Mrs. Powell. She wasn’t pulling them down. She wore these very brief flesh-colored things underneath the G-string. She took the G-string and was pulling this front out from her body.
Mr. Griffin. She would take off the G-string and have the flesh-colored pants on?
Mrs. Powell. She had her hands like this and was pulling them out or pulling them up, and he saw her, and he just turned the lights out.
Mr. Griffin. But this is something you had seen her do previously?
Mrs. Powell. Oh, I had seen her, sure; but he has a way of not seeing everything. He is always so busy. I remember one night on the stage I went out and I was very mad, and I stomped around and acted real silly like I had never been on the stage before, for his benefit, and I do 15 minutes, and I was waiting for him to come back and jump on me, and he didn’t even see it, and he was right there in the club. He doesn’t observe everything.

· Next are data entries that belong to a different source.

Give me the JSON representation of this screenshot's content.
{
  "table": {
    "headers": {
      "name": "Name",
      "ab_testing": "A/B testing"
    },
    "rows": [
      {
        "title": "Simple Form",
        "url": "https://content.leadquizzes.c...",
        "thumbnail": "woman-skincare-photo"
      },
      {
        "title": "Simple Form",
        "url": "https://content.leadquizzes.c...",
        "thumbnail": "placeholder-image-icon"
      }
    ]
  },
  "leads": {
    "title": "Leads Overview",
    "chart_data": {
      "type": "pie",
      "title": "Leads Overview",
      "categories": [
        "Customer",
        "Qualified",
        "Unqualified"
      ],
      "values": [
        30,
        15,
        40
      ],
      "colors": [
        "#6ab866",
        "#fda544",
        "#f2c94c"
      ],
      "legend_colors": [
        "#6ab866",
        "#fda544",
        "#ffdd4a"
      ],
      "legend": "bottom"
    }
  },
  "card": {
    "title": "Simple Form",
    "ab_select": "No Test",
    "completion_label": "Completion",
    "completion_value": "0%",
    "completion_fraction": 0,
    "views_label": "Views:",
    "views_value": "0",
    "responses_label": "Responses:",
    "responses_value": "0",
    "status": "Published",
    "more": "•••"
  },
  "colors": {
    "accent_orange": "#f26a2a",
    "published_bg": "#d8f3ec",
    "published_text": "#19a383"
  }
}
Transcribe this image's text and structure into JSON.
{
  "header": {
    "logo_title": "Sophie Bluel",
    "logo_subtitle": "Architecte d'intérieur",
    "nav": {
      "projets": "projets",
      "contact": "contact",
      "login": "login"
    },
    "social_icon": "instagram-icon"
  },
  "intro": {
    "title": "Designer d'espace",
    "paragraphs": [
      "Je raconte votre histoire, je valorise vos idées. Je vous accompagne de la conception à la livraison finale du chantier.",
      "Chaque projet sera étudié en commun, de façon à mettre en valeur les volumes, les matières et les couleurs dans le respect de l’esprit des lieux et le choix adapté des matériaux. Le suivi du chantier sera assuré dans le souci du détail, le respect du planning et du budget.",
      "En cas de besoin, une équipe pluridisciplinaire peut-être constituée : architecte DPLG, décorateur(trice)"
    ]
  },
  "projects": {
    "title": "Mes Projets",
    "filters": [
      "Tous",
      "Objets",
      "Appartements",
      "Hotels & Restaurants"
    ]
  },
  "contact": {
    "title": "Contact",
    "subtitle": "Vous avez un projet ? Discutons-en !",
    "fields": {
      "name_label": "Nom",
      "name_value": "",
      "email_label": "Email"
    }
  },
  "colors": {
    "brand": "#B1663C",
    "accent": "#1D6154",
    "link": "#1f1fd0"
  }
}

Mr. Griffin. What happened after he turned the lights out on Jada?
Mrs. Powell. She went on and kept dancing in the dark. And she came off and was hollering and screaming, and he went back immediately and jumped on her and said she was trying to get the club closed. And they had a big row and he fired her. He told her she couldn’t work the rest of the night.
Mr. Griffin. Did he threaten or strike her in any way?
Mrs. Powell. No: he didn’t hit her. I wouldn’t doubt that he might have. I wouldn’t put it past him.
Mr. Griffin. Have you ever seen him hit any of the employees?